For each stream in trackList, keep only items overlapping at least one element of trackFeatures. The input streams need to be ordered w.r.t ‘chr’, ‘start’ and ‘end’. To be applied chromosome by chromosome. If several tracks are given in either trackList or trackFeatures, they will be concatenated into one.

Parameters:
  • trackList – FeatureStream - the elements to be filtered. If a list of streams is provided, they will be merged (using concatenate).
  • trackFeatures – FeatureStream - the filter. If a list fo streams is provided, they will be merged (using concatenate).
  • strict – (bool) if True, only score regions from trackList that entirely contain a feature region of trackFeatures will be returned. [False]
  • annotate – (bool) if True, supplementary annotation (and the corresponding fields) from trackFeatures will be added to the result. [False]
  • flatten – (func) one of None, common.fusion or common.cobble.
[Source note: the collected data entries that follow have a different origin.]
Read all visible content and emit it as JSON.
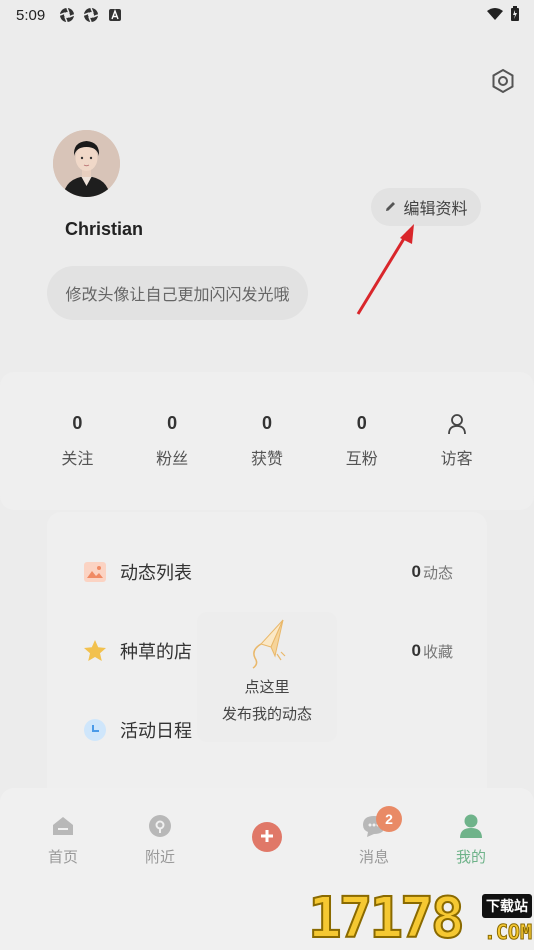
{
  "status_bar": {
    "time": "5:09",
    "left_icons": [
      "aperture-icon",
      "aperture-icon",
      "a-box-icon"
    ],
    "right_icons": [
      "wifi-icon",
      "battery-icon"
    ]
  },
  "profile": {
    "username": "Christian",
    "edit_label": "编辑资料",
    "bio_prompt": "修改头像让自己更加闪闪发光哦"
  },
  "stats": [
    {
      "value": "0",
      "label": "关注"
    },
    {
      "value": "0",
      "label": "粉丝"
    },
    {
      "value": "0",
      "label": "获赞"
    },
    {
      "value": "0",
      "label": "互粉"
    },
    {
      "value": "",
      "label": "访客",
      "icon": "person-icon"
    }
  ],
  "list": [
    {
      "label": "动态列表",
      "count": "0",
      "unit": "动态",
      "icon": "image-icon",
      "color": "#f4a58a"
    },
    {
      "label": "种草的店",
      "count": "0",
      "unit": "收藏",
      "icon": "star-icon",
      "color": "#f2c14e"
    },
    {
      "label": "活动日程",
      "count": "",
      "unit": "",
      "icon": "clock-icon",
      "color": "#7ab8f0"
    }
  ],
  "publish_prompt": {
    "line1": "点这里",
    "line2": "发布我的动态"
  },
  "tabbar": {
    "tabs": [
      {
        "label": "首页",
        "icon": "home-icon"
      },
      {
        "label": "附近",
        "icon": "location-icon"
      },
      {
        "label": "",
        "icon": "plus-icon"
      },
      {
        "label": "消息",
        "icon": "chat-icon",
        "badge": "2"
      },
      {
        "label": "我的",
        "icon": "user-icon",
        "active": true
      }
    ]
  },
  "watermark": {
    "digits": "17178",
    "tag": "下载站",
    "domain": ".COM"
  },
  "colors": {
    "accent_green": "#6fb38a",
    "badge": "#e98a66",
    "publish_red": "#e07868",
    "arrow_red": "#d9262b"
  }
}
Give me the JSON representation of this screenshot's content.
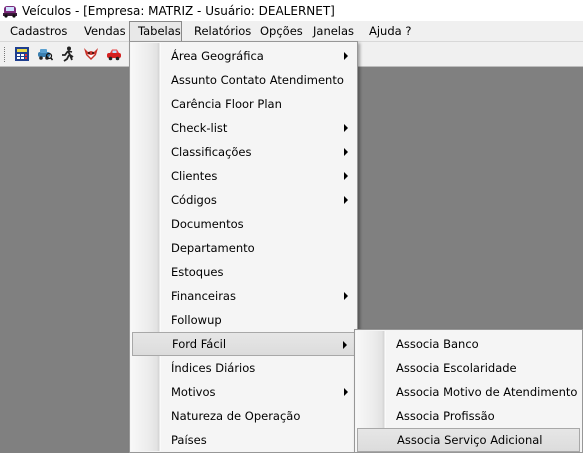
{
  "window": {
    "title": "Veículos - [Empresa: MATRIZ  - Usuário: DEALERNET]"
  },
  "menubar": [
    {
      "label": "Cadastros"
    },
    {
      "label": "Vendas"
    },
    {
      "label": "Tabelas"
    },
    {
      "label": "Relatórios"
    },
    {
      "label": "Opções"
    },
    {
      "label": "Janelas"
    },
    {
      "label": "Ajuda ?"
    }
  ],
  "toolbar": {
    "icons": [
      "calculator-icon",
      "car-search-icon",
      "runner-icon",
      "fox-mascot-icon",
      "red-car-icon"
    ]
  },
  "tabelas_menu": {
    "items": [
      {
        "label": "Área Geográfica",
        "submenu": true
      },
      {
        "label": "Assunto Contato Atendimento",
        "submenu": false
      },
      {
        "label": "Carência Floor Plan",
        "submenu": false
      },
      {
        "label": "Check-list",
        "submenu": true
      },
      {
        "label": "Classificações",
        "submenu": true
      },
      {
        "label": "Clientes",
        "submenu": true
      },
      {
        "label": "Códigos",
        "submenu": true
      },
      {
        "label": "Documentos",
        "submenu": false
      },
      {
        "label": "Departamento",
        "submenu": false
      },
      {
        "label": "Estoques",
        "submenu": false
      },
      {
        "label": "Financeiras",
        "submenu": true
      },
      {
        "label": "Followup",
        "submenu": false
      },
      {
        "label": "Ford Fácil",
        "submenu": true
      },
      {
        "label": "Índices Diários",
        "submenu": false
      },
      {
        "label": "Motivos",
        "submenu": true
      },
      {
        "label": "Natureza de Operação",
        "submenu": false
      },
      {
        "label": "Países",
        "submenu": false
      }
    ]
  },
  "ford_facil_menu": {
    "items": [
      {
        "label": "Associa Banco"
      },
      {
        "label": "Associa Escolaridade"
      },
      {
        "label": "Associa Motivo de Atendimento"
      },
      {
        "label": "Associa Profissão"
      },
      {
        "label": "Associa Serviço Adicional"
      }
    ]
  }
}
Function to be applied to trackFeatures before all. [common.cobble]
Return type:

FeatureStream

bbcflib.gfminer.stream.intervals.neighborhood(*args, **kwargs)[source]

Given streams of features and four integers before_start, after_end, after_start and before_end, this will return one or two features for every input feature:

  • Only before_start and after_end are given:

    (start, end, ...) -> (start-before_start, end+after_end, ...)
    
  • Only before_start and after_start are given:

    (start, end, ...) -> (start-before_start, start+after_start, ...)
    
  • Only after_end and before_end are given:

    (start, end, ...) -> (end-before_end, end+after_end, ...)
    
  • If all four parameters are given, a pair of features is generated:

    (start, end, ...) -> (start-before_start, start+after_start, ...)
                         (end-before_end, end+after_end, ...)
    
  • If the boolean parameter on_strand is set to True, then start and end are understood relative to orientation:

    (start, end, -1, ...) -> (start-after_end, start+before_end, -1, ...)
                             (end-after_start, end+before_start, -1, ...)
    (start, end, +1, ...) -> (start-before_start, start+after_start, +1, ...)
                             (end-before_end, end+after_end, +1, ...)
    
Parameters:
  • trackList – list of FeatureStream objects.
  • before_start – (int) number of bp before the feature start.
  • after_end – (int) number of bp after feature end.
  • after_start – (int) number of bp after the feature start.
  • before_end – (int) number of bp before the feature end.
  • on_strand – (bool) True to respect strand orientation. [False]
Return type:

FeatureStream

bbcflib.gfminer.stream.intervals.combine(*args, **kwargs)[source]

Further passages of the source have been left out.